Our backyard neighbors were doing some cleaning and came across a Younkers box full of clippings and letters from our “house ancestors” the other week, so they literally passed it over the fence for us to check out. I don’t think “house ancestor” is a real term, but that’s how I like to think of Sec Taylor and his wife, who I’m pretty sure was named Hazel. It also helps justify my curiosity as I went through the letters, articles and photographs.

Scan from the Des Moines Register archives

Joe and I have known about the Taylor connection since we first spotted the house on Zillow in 2009. Sec Taylor was a longtime sports editor at The Des Moines Register and Des Moines’ Iowa Cubs stadium was originally named after him, so he was a local celebrity about town, especially in the first half of the 20th century. Having a kind of house ancestry is one of the reasons I fell in love with our home in the first place, in addition to its cuteness, built-ins and our location on a leafy central Des Moines boulevard. We found a few photos of Sec in the Register’s archives when we worked there, and did a tiny bit of research on him and his work at the Des Moines Public Library. (They have some great local history info online.)

The box contained some mundane but fascinating correspondence among Sec’s siblings about what to do with a farm in Kansas that their father had passed on without a will (and under which there was the possibility of an oil strike), and fun surprises, like a photo of Sec Taylor and some Milwaukee Braves players, one of whom happens to be Hank Aaron. Or so thinks Joe, because I have no idea.

There were also clippings from Helen Hazel Rex’s society page writings for (we think) the newspaper in St. Joseph, Missouri. “Will you stand for a bit of scandal?
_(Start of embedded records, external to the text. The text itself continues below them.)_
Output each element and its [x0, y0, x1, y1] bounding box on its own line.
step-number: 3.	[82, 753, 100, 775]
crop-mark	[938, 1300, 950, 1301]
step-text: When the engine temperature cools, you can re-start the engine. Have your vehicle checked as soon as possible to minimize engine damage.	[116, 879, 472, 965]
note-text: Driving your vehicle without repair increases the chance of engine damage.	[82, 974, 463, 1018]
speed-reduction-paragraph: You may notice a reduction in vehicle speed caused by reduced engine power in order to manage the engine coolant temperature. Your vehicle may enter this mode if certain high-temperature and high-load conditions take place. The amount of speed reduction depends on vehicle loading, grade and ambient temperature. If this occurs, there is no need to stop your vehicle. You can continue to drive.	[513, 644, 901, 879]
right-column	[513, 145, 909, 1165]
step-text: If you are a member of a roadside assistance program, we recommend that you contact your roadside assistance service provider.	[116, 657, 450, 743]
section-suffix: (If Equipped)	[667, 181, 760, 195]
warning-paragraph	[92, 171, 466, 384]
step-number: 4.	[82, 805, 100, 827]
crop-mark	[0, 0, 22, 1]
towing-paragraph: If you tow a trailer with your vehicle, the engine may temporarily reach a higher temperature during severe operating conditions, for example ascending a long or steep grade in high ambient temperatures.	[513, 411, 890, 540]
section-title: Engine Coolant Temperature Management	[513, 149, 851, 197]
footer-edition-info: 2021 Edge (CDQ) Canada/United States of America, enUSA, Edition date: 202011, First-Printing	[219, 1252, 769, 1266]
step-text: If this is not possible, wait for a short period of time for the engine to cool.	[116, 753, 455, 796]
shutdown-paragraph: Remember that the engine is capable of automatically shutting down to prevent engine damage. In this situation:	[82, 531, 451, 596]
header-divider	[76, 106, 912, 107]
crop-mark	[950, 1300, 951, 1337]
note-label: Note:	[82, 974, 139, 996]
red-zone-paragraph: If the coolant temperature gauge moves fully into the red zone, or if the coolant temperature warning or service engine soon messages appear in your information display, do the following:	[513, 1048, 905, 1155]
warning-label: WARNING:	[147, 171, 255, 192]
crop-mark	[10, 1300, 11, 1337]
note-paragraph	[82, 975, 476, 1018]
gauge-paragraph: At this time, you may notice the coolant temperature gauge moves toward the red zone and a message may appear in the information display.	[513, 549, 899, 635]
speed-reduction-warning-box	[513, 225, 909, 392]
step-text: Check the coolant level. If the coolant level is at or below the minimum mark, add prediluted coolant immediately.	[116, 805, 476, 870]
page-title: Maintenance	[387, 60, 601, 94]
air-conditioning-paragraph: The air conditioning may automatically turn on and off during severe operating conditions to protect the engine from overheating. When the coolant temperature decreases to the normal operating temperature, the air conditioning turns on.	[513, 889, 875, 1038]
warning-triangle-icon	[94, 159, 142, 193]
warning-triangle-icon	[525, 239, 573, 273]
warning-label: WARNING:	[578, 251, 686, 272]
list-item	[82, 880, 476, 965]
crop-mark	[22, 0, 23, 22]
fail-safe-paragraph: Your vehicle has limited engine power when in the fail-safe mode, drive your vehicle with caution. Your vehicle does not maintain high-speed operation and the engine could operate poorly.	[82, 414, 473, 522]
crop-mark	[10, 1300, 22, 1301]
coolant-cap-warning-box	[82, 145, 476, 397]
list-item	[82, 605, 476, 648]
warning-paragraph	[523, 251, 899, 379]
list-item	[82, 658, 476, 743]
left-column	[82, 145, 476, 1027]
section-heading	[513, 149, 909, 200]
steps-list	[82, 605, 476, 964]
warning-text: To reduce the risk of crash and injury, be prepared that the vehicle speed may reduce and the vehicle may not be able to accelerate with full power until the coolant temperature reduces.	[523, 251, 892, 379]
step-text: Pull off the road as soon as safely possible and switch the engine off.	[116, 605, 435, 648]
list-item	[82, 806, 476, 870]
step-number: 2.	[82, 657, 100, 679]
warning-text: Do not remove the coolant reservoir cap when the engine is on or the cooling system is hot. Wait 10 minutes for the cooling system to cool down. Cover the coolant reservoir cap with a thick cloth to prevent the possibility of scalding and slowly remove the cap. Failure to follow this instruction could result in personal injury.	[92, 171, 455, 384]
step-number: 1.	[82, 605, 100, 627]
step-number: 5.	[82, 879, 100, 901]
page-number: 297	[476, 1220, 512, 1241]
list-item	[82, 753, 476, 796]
I’ll try you one…” It’s funny stuff I can’t believe she got away with writing in such a small city. She would have been one snarky blogger.

The box also contained some glamour shots of Miss America, 1954, and photos of Sec at various hob-nobby looking functions with people holding an Oscar and in front of a model horse track. I think the Braves photo will go in a frame near our Iowa Cubs art, but I’m not sure what we’ll do with the rest of it. We’ll have to talk to Leo, our next-door neighbor who is curator for the Salisbury House!

Do any of you know the stories of your home’s ancestors?

Baseball photo update from Leo: ‎”44 is definitely Hammerin’ Hank. 21 is Hall of Famer Warren Spahn, 41 is HoFer Eddie Matthews, and only player to play for Boston Braves, Milwaukee Braves and Atlanta Braves. Pretty sure Frank Torre is on the left, possibly is 1957 or 1958 World Series.” I’ll tell you, having a museum curator/bacon expert as a next-door neighbor never fails me. Thanks, Leo!